Look for critical clues about personal safety, starting with the “signal word” on the front of the label: caution, warning or danger (the most toxic). Signal words, required by the E.P.A. on registered pesticides, describe the product’s acute toxicity, its short-term hazard if absorbed through the skin, ingested, inhaled or contacting the eyes.
Next, read the precautionary label statements, and also what to wear when using the product. To prevent injury with the 20 and 30 percent horticultural vinegars, which have a danger rating, the best practice in personal protective equipment calls for fully covering skin with long sleeves and pants, as well as socks and shoes. Wear goggles or a face shield to protect eyes; a face mask, like an N95; and waterproof gloves. After spraying, rinse the outside of gloves before removing them, then carefully remove other gear and launder it.

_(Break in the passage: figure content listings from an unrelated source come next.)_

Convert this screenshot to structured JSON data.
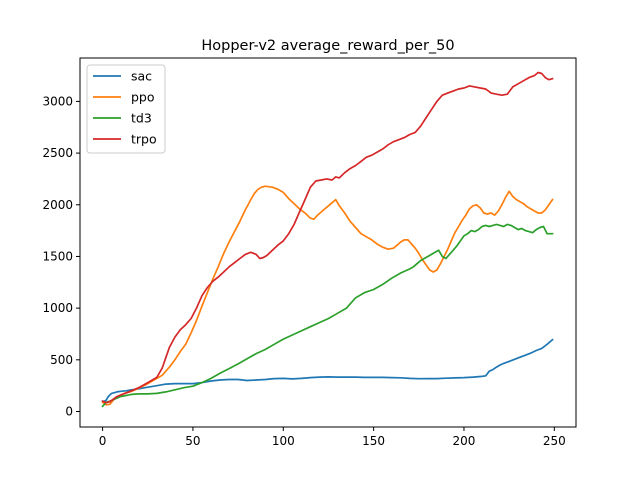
{
  "chart_data": {
    "type": "line",
    "title": "Hopper-v2 average_reward_per_50",
    "xlabel": "",
    "ylabel": "",
    "xlim": [
      -12.5,
      262
    ],
    "ylim": [
      -150,
      3420
    ],
    "xticks": [
      0,
      50,
      100,
      150,
      200,
      250
    ],
    "yticks": [
      0,
      500,
      1000,
      1500,
      2000,
      2500,
      3000
    ],
    "legend_position": "top-left",
    "grid": false,
    "series": [
      {
        "name": "sac",
        "color": "#1f77b4",
        "x": [
          0,
          1,
          2,
          3,
          4,
          5,
          6,
          8,
          10,
          13,
          16,
          20,
          25,
          30,
          35,
          40,
          45,
          50,
          55,
          60,
          65,
          70,
          75,
          80,
          85,
          90,
          95,
          100,
          105,
          110,
          115,
          120,
          125,
          130,
          135,
          140,
          145,
          150,
          155,
          160,
          165,
          170,
          175,
          180,
          185,
          190,
          195,
          200,
          205,
          210,
          212,
          214,
          216,
          218,
          220,
          222,
          225,
          228,
          231,
          234,
          237,
          240,
          243,
          246,
          249
        ],
        "y": [
          100,
          100,
          110,
          140,
          160,
          175,
          180,
          190,
          195,
          200,
          210,
          220,
          235,
          250,
          265,
          270,
          270,
          270,
          280,
          295,
          305,
          310,
          310,
          300,
          305,
          310,
          318,
          320,
          315,
          320,
          328,
          333,
          335,
          333,
          333,
          333,
          330,
          330,
          330,
          328,
          326,
          320,
          317,
          318,
          318,
          322,
          325,
          328,
          333,
          340,
          345,
          390,
          405,
          430,
          450,
          465,
          485,
          505,
          525,
          545,
          565,
          590,
          610,
          650,
          695
        ]
      },
      {
        "name": "ppo",
        "color": "#ff7f0e",
        "x": [
          0,
          2,
          4,
          6,
          8,
          10,
          12,
          15,
          18,
          21,
          24,
          27,
          30,
          33,
          35,
          37,
          40,
          43,
          46,
          49,
          52,
          55,
          58,
          61,
          64,
          67,
          70,
          73,
          76,
          79,
          82,
          84,
          86,
          88,
          90,
          92,
          94,
          97,
          100,
          103,
          106,
          109,
          112,
          115,
          117,
          119,
          121,
          123,
          125,
          127,
          129,
          131,
          134,
          137,
          140,
          143,
          146,
          149,
          152,
          155,
          158,
          161,
          163,
          165,
          167,
          169,
          171,
          173,
          175,
          177,
          179,
          181,
          183,
          185,
          187,
          189,
          191,
          193,
          195,
          197,
          199,
          201,
          203,
          205,
          207,
          209,
          211,
          213,
          215,
          217,
          219,
          221,
          223,
          225,
          227,
          229,
          231,
          233,
          235,
          237,
          239,
          241,
          243,
          245,
          247,
          249
        ],
        "y": [
          90,
          65,
          70,
          110,
          140,
          160,
          175,
          190,
          210,
          235,
          260,
          290,
          320,
          350,
          390,
          430,
          500,
          580,
          650,
          760,
          880,
          1020,
          1150,
          1280,
          1400,
          1530,
          1640,
          1740,
          1840,
          1950,
          2050,
          2110,
          2150,
          2170,
          2180,
          2175,
          2170,
          2150,
          2120,
          2060,
          2010,
          1960,
          1920,
          1870,
          1860,
          1900,
          1930,
          1960,
          1990,
          2020,
          2050,
          1990,
          1920,
          1840,
          1780,
          1720,
          1690,
          1660,
          1620,
          1590,
          1570,
          1580,
          1610,
          1640,
          1660,
          1660,
          1620,
          1580,
          1530,
          1470,
          1420,
          1370,
          1350,
          1370,
          1430,
          1500,
          1570,
          1650,
          1730,
          1790,
          1850,
          1900,
          1960,
          1990,
          2000,
          1970,
          1920,
          1910,
          1920,
          1900,
          1940,
          2000,
          2070,
          2130,
          2080,
          2050,
          2030,
          2010,
          1980,
          1960,
          1940,
          1920,
          1920,
          1950,
          2000,
          2050
        ]
      },
      {
        "name": "td3",
        "color": "#2ca02c",
        "x": [
          0,
          2,
          4,
          6,
          8,
          10,
          13,
          16,
          20,
          25,
          30,
          35,
          40,
          45,
          50,
          55,
          60,
          65,
          70,
          75,
          80,
          85,
          90,
          95,
          100,
          105,
          110,
          115,
          120,
          125,
          130,
          135,
          140,
          145,
          150,
          155,
          160,
          165,
          170,
          172,
          174,
          176,
          178,
          180,
          182,
          184,
          186,
          188,
          190,
          192,
          194,
          196,
          198,
          200,
          202,
          204,
          206,
          208,
          210,
          212,
          214,
          216,
          218,
          220,
          222,
          224,
          226,
          228,
          230,
          232,
          234,
          236,
          238,
          240,
          242,
          244,
          246,
          249
        ],
        "y": [
          50,
          90,
          100,
          115,
          130,
          145,
          155,
          165,
          170,
          170,
          175,
          190,
          210,
          230,
          245,
          280,
          320,
          370,
          415,
          460,
          510,
          560,
          600,
          650,
          700,
          740,
          780,
          820,
          860,
          900,
          950,
          1000,
          1100,
          1150,
          1180,
          1230,
          1290,
          1340,
          1380,
          1400,
          1430,
          1460,
          1480,
          1500,
          1520,
          1540,
          1560,
          1500,
          1480,
          1520,
          1560,
          1600,
          1650,
          1700,
          1720,
          1750,
          1740,
          1760,
          1790,
          1800,
          1790,
          1800,
          1810,
          1800,
          1790,
          1810,
          1800,
          1780,
          1760,
          1770,
          1750,
          1740,
          1730,
          1760,
          1780,
          1790,
          1720,
          1720
        ]
      },
      {
        "name": "trpo",
        "color": "#d62728",
        "x": [
          0,
          2,
          4,
          6,
          8,
          10,
          13,
          16,
          20,
          25,
          30,
          33,
          35,
          37,
          40,
          43,
          46,
          49,
          52,
          55,
          58,
          61,
          64,
          67,
          70,
          73,
          76,
          79,
          82,
          85,
          87,
          89,
          91,
          94,
          97,
          100,
          103,
          106,
          109,
          112,
          115,
          118,
          121,
          124,
          127,
          129,
          131,
          134,
          137,
          140,
          143,
          146,
          149,
          152,
          155,
          158,
          161,
          164,
          167,
          170,
          173,
          176,
          179,
          182,
          185,
          188,
          191,
          194,
          197,
          200,
          203,
          206,
          209,
          212,
          215,
          218,
          221,
          224,
          227,
          230,
          233,
          236,
          239,
          241,
          243,
          245,
          247,
          249
        ],
        "y": [
          100,
          85,
          95,
          120,
          145,
          160,
          180,
          200,
          230,
          280,
          330,
          420,
          520,
          620,
          720,
          790,
          840,
          900,
          1000,
          1120,
          1200,
          1260,
          1300,
          1350,
          1400,
          1440,
          1480,
          1520,
          1540,
          1520,
          1480,
          1490,
          1510,
          1560,
          1610,
          1650,
          1720,
          1810,
          1930,
          2050,
          2170,
          2230,
          2240,
          2250,
          2240,
          2270,
          2260,
          2310,
          2350,
          2380,
          2420,
          2460,
          2480,
          2510,
          2540,
          2580,
          2610,
          2630,
          2650,
          2680,
          2700,
          2760,
          2840,
          2920,
          3000,
          3060,
          3080,
          3100,
          3120,
          3130,
          3150,
          3140,
          3130,
          3120,
          3080,
          3070,
          3060,
          3070,
          3140,
          3170,
          3200,
          3230,
          3250,
          3280,
          3270,
          3230,
          3210,
          3220
        ]
      }
    ]
  }
}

This, especially, is the part that makes the Montana weed scientists and me uneasy, imagining gardeners in shorts and T-shirts, with maybe sunglasses on at best, having at the pigweed seedlings between the pavers.
“There are lots of different ways to manage weeds. Whatever you do, do it fully informed,” Dr. Mangold said. “If you don’t know, first ask for help.”
The nationwide cooperative extension system is there to answer questions, she reminds us, if only we ask — rather than go all “ready, shoot, aim” before we do.